São 12 cervejarias cadastradas no MAPA no estado, concentradas principalmente em Campo Grande (Foto: Arquivo)

Mato Grosso do Sul tem 205 marcas de cerveja cadastradas e ocupa a 13ª posição no ranking nacional, segundo dados do Anuário da Cerveja divulgado pelo MAPA (Ministério da Agricultura e Pecuária). Em todo o país, a pesquisa identificou 56.170 marcas do produto.

Segundo o Anuário da Cerveja do Ministério da Agricultura, Mato Grosso do Sul tem 205 marcas de cerveja cadastradas e ocupa a 13ª posição no ranking nacional. O estado possui 12 cervejarias, centralizadas em Campo Grande, e o setor gera 35 empregos diretos. No Brasil, são 1.954 estabelecimentos e mais de 42 mil trabalhadores. Em 2025, a produção nacional foi de 15,688 bilhões de litros, o que é 8,85% menor que em 2024.

Segundo o anuário, existem 12 cervejarias cadastradas no MAPA no estado, concentradas principalmente em Campo Grande.
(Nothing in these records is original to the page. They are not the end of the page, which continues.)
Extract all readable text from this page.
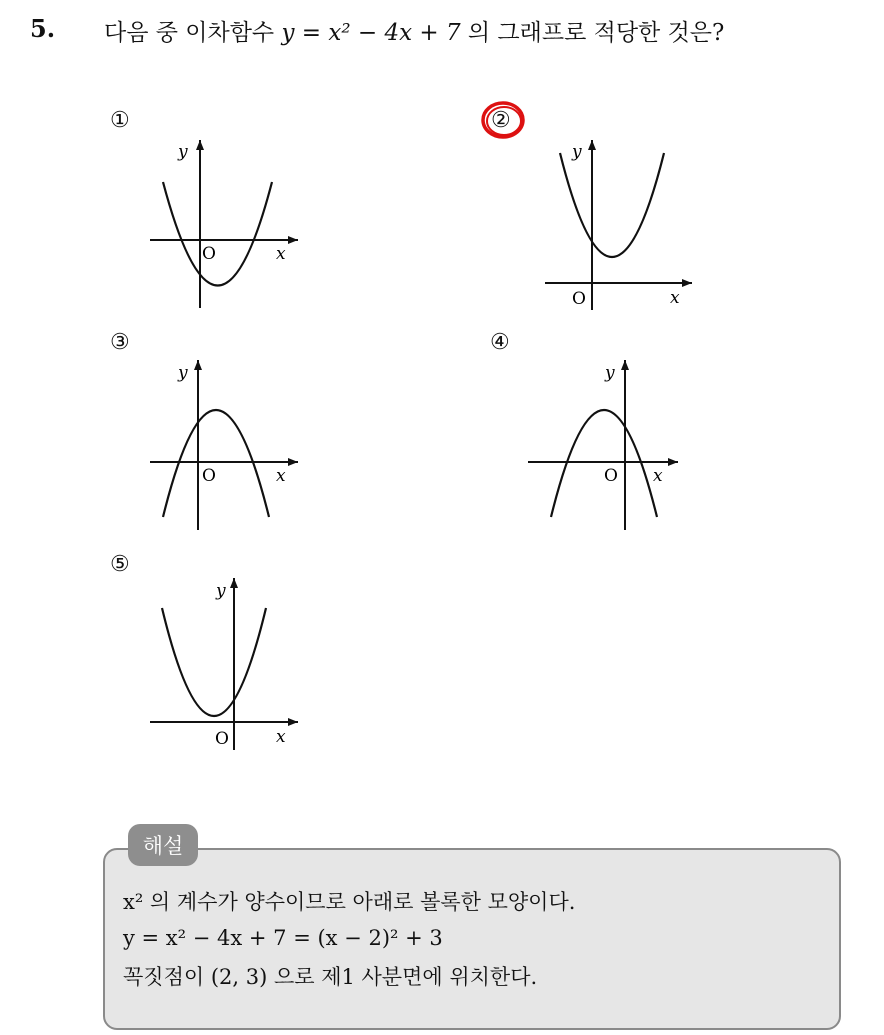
5. 다음 중 이차함수 y = x² − 4x + 7 의 그래프로 적당한 것은?
①
y
x
O
②
y
x
O
③
y
x
O
④
y
x
O
⑤
y
x
O
해설
x² 의 계수가 양수이므로 아래로 볼록한 모양이다.
y = x² − 4x + 7 = (x − 2)² + 3
꼭짓점이 (2, 3) 으로 제1 사분면에 위치한다.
No Brasil, 1.954 estabelecimentos produzem essa bebida. As diferenças entre marcas e números de cervejarias ocorrem porque um mesmo fabricante pode registrar rótulos e linhas de produtos diferentes.

A produção de cerveja emprega mais de 42 mil pessoas no país. No Mato Grosso do Sul, o setor gera diretamente 35 empregos, segundo o anuário.

Mesmo diante da recente retração do mercado, a indústria cervejeira permanece entre os segmentos relevantes da economia nacional. Em 2025, o setor produziu 15,688 bilhões de litros, 8,85% menos que os 17,210 bilhões de litros produzidos em 2024.

Segundo o Sindicato Nacional da Indústria da Cerveja, o Brasil é o terceiro maior produtor mundial da bebida, atrás apenas da China e dos Estados Unidos.

O setor responde por cerca de 2% do PIB (Produto Interno Bruto) do Brasil e arrecada cerca de R$ 50 bilhões em impostos a cada ano. A entidade destaca que a cerveja se consolidou como vetor de investimentos e inovação, contribuindo para a arrecadação tributária e para o desenvolvimento de fornecedores, especialmente na cadeia de insumos e embalagens.

No ano passado, a Associação Brasileira da Indústria de Cerveja observou que o consumo de cerveja no país caiu 5,1%, atingindo 14,75 bilhões de litros.

Fim de semana e cerveja

Mesmo com a queda do consumo, a cerveja mantém forte apelo cultural no Brasil, principalmente em momentos sociais associados a feriados e finais de semana.

Um estudo publicado na revista científica BMC Public Health ajuda a explicar essa relação entre o consumo de álcool e o final da semana de trabalho. Os pesquisadores Jonathan Ling, da Universidade de Sunderland e da Universidade de Newcastle, no Reino Unido, Karen E. Smith, Graeme B. O estudo “The ‘Other’ Patterns of Drinking” conduzido por Wilson e outros autores identificaram que os trabalhadores associam o consumo de álcool a uma forma de recompensa após cumprirem obrigações profissionais e familiares.

Segundo o estudo, o álcool foi considerado uma forma socialmente aceitável de relaxar, aliviar o estresse e marcar a transição entre o trabalho e o “tempo pessoal”, principalmente nos momentos de lazer e lazer.